We also notice when we feel these emotions throughout the day (and we will start feeling them more and more) and we savor them.We don't wait for something to happen to feel a good emotion, we just feel them for no outside reason at all.

(think about that Meg Ryan diner scene in When Harry Met Sally, you know the one I mean, we need to really savor these emotions that we want to feel - other people will just want some of what we are having)

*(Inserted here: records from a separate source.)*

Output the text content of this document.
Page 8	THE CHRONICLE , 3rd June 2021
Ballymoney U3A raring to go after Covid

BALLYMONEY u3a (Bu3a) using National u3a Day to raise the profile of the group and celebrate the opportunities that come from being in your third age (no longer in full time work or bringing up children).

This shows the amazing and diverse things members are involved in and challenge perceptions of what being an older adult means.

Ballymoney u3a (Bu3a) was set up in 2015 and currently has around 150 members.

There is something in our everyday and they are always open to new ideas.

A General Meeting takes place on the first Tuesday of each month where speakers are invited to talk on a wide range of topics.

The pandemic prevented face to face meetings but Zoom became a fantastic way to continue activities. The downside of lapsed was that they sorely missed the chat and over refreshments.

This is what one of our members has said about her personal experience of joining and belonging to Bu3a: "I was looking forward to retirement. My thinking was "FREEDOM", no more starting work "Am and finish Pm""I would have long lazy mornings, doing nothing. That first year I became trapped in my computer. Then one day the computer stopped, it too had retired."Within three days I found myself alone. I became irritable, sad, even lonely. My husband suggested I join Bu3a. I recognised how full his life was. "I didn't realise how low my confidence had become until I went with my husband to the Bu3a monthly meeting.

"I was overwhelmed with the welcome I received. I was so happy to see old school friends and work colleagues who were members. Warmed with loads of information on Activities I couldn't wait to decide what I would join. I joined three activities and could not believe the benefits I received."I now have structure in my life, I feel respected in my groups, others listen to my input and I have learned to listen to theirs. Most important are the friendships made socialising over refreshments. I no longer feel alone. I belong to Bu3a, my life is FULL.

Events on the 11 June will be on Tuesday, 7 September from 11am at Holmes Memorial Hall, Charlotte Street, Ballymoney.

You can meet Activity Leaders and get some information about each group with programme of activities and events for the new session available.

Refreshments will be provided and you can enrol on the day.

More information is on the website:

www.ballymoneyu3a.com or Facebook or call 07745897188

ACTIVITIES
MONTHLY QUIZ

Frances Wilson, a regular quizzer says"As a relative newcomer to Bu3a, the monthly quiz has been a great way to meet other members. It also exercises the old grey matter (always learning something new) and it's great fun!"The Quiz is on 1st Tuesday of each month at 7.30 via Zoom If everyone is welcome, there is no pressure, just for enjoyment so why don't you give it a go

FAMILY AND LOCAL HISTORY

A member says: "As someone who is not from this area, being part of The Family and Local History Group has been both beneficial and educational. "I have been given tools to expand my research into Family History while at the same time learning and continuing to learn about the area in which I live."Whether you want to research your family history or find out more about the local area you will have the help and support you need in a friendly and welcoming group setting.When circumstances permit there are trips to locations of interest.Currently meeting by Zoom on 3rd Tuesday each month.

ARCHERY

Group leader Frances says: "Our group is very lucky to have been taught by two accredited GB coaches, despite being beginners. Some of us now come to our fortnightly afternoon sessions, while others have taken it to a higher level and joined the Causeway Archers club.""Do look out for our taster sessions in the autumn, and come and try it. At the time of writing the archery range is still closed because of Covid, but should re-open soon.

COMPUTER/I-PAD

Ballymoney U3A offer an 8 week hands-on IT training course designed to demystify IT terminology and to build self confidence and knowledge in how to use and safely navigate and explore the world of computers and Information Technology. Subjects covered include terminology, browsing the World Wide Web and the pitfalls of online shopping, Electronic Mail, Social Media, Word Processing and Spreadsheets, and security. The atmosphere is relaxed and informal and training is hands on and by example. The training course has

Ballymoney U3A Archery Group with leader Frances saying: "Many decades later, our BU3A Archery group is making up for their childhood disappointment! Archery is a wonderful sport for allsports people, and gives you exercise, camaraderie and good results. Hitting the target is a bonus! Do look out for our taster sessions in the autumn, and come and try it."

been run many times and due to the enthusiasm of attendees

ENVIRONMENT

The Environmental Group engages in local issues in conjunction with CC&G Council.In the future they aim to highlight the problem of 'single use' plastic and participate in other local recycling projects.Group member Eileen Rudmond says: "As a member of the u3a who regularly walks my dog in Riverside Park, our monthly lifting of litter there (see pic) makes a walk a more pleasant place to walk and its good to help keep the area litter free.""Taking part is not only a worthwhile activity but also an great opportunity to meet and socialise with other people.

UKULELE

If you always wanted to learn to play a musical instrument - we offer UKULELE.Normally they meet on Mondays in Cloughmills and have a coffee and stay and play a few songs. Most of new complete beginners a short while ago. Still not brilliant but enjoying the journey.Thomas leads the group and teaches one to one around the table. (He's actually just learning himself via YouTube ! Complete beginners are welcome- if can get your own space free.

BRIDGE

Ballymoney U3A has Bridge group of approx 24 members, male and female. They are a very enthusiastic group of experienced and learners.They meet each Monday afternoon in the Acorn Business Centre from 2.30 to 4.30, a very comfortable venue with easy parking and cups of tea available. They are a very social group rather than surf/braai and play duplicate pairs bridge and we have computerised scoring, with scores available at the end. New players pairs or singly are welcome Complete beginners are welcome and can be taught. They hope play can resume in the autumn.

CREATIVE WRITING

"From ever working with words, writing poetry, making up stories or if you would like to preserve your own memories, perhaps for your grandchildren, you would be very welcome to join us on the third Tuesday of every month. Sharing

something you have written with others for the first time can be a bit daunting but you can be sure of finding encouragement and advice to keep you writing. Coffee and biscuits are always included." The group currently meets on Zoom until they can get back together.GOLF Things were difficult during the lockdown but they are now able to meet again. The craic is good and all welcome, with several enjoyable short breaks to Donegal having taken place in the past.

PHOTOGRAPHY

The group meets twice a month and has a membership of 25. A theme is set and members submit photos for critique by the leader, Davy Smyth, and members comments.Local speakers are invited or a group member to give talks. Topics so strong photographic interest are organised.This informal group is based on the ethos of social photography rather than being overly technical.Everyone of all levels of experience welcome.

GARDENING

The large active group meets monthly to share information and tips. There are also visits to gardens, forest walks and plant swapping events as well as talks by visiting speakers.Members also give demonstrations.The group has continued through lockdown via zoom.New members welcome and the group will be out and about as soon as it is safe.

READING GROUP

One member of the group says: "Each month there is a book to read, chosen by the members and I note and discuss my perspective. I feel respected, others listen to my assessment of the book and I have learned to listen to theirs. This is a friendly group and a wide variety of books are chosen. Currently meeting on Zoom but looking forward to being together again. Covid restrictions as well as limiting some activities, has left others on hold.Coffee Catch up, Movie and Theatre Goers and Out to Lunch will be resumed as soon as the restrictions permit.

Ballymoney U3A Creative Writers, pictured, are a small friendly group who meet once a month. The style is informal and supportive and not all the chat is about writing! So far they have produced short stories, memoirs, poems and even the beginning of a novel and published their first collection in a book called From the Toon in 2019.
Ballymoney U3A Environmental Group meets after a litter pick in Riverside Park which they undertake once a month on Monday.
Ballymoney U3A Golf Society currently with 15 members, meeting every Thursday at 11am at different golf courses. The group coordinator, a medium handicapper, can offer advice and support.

When we notice a negative thought coming in - we catch it before it produces the negative emotion. We let that thought go - we replace it with another thought - one that produces the emotion we want to build keyholes for-

the kind of emotion we want to feed our body; the kind of emotion we want our bodies, and lives, to be created from; the kind of emotion we want to attract more of.

(yes, I'm dangling participles all over the place - ignore this)

Now, again this isn't about pouring pink paint over our problems and pretending they don't exist (as Marianne Williamson says) - sometimes we are going to get mad or feel overwhelmed or sad or scared - once the thought has brought on the emotion, we let our bodies feel it, then we let it go - breath it out with a pulse breath.

We move on to a better thought and an emotion we want to have. We let our bodies chow down on that.

I turned my entire life around very quickly many years ago with just this step and meditation. I have gotten out of practice but am back on the wagon .. will report on what develops.